Across the room, the royal family shimmered beneath the red moonlit chandeliers. The lycan king, Alaric Malric de Caldereth, the queen, Morganna Elira de Caldereth, and finally the princes—Severin, Darius, and Corvin de Caldereth—who each stood like shadows of a different storm. They were watching. But not obvious enough for her to feel the weight of their gaze tailing her through the flickering lights.
Her mask itched.
A whisper brushed her ear. "They're talking about you again."
Lenore's head did not turn. "They always do."
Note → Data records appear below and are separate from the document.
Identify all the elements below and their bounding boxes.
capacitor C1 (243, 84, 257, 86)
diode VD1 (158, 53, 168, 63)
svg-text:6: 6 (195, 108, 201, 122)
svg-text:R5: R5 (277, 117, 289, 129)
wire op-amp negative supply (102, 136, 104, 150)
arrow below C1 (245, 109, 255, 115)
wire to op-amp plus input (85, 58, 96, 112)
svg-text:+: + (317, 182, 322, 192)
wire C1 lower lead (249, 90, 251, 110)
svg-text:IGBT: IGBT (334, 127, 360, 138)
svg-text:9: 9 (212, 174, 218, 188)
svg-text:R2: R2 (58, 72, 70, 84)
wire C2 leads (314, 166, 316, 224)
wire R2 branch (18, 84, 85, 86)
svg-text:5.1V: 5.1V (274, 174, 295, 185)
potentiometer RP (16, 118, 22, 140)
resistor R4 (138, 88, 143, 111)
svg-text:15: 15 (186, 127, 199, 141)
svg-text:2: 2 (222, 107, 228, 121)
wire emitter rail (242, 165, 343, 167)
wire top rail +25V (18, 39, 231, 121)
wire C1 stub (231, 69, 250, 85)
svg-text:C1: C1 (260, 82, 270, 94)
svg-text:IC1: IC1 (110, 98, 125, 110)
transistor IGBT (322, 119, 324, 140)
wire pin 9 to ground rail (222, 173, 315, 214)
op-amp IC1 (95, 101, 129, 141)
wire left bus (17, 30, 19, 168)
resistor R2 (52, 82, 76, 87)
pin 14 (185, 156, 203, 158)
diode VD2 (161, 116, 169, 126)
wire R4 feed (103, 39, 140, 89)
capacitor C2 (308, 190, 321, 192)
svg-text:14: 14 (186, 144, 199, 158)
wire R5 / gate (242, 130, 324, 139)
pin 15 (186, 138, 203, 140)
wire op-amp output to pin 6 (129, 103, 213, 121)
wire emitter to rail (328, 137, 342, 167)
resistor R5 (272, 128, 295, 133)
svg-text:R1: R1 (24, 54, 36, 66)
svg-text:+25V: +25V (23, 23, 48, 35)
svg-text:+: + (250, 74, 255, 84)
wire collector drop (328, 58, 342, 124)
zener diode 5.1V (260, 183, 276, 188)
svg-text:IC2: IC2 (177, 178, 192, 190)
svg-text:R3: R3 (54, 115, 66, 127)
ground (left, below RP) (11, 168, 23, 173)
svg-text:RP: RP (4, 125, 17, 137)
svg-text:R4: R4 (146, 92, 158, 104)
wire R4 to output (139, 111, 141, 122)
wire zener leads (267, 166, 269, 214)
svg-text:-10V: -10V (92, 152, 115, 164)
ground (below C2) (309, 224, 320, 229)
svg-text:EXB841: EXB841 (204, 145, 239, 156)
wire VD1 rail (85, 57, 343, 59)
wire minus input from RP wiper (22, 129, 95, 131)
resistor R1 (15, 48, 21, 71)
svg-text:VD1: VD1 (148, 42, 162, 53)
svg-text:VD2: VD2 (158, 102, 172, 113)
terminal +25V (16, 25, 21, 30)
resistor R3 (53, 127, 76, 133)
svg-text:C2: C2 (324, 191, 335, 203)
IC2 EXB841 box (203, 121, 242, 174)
"No," Rowan said, stepping a fraction closer. "Not the nobles. The High Circle. The Advisor. He's here, you know."
Lenore's gaze shifted.
Across the ballroom, veiled in the warm glow of the chandeliers and drifting shadows, stood a man apart from the revelry. He wore a high-collared open robe the color of deep obsidian, and a red sash hung from his shoulders. The fabric was embroidered with silver sigils that seemed the shift when the light caught them. He wore a tailored deep red shirt, paired with a pair of black trousers and sleek black dress shoes. His mask was unsettling in its stillness—carved from ivory bone, narrow and pale, its surface etched with faint, branching cracks like a porcelain relic too long in the dark. It bore no expression, save for the sharp angles at the jaw and twin slits that revealed eyes like polished coal: depthless, watching.
Octavian Virell did not speak, did not sip wine idly, or charm his way through the crowd. He simply observed—detached, almost predatory—a presence felt even before it was seen.
Her lips thinned. "The council's leash must be slackening, if the great Octavian Virell found time to play dress-up." But her chest tightened all the same. He and her aunt had never exchanged anything but frost and fire—if he was here, it wasn't just to sip wine and dance.
Rowan's expression cooled. "Well, Octavian is no idle guest. If he's left the council halls, something's stirred the waters."
A fresh chill slid down her back. Her aunt hadn't mentioned his attendance. She had insisted this masquerade would be symbolic—a nod to the old ways, and a rightful debut for Lenore before the courts on the eve of her Blood Moon ascension. A coming-of-age not just by age, but by legacy.
But if the Royal Advisor was here, unannounced, then something else was in motion.
She looked for her aunt among the crowd but found only silks and shadows. The music swelled again. Another waltz. Another mask. Another smile that meant nothing.
Rowan's voice dropped, meant for her ears alone. "Ever get the feeling we're all dancing to someone else's rhythm?" He leaned in as he said it, the warmth of his breath brushing the shell of her ear. The music, the light, the crowd—none of it quite reached them for that one moment.
Lenore didn't flinch, but she went very still, like a candle caught in the breath of a storm. Her lashes lowered—not in submission, but calculation.
"No," Lenore said, stepping away, her gaze lingering on the masked faces. "I wonder how many of us think we're playing the melody—when we're just part of the song."
She left him there—standing too still for a man of his charm—and disappeared into the sweeping corridors of House Ebonmere in search of her aunt.
Behind her, she could still feel the pulse of eyes. The princes. The whispers. The old design.
And above them all, the Blood Moon watched.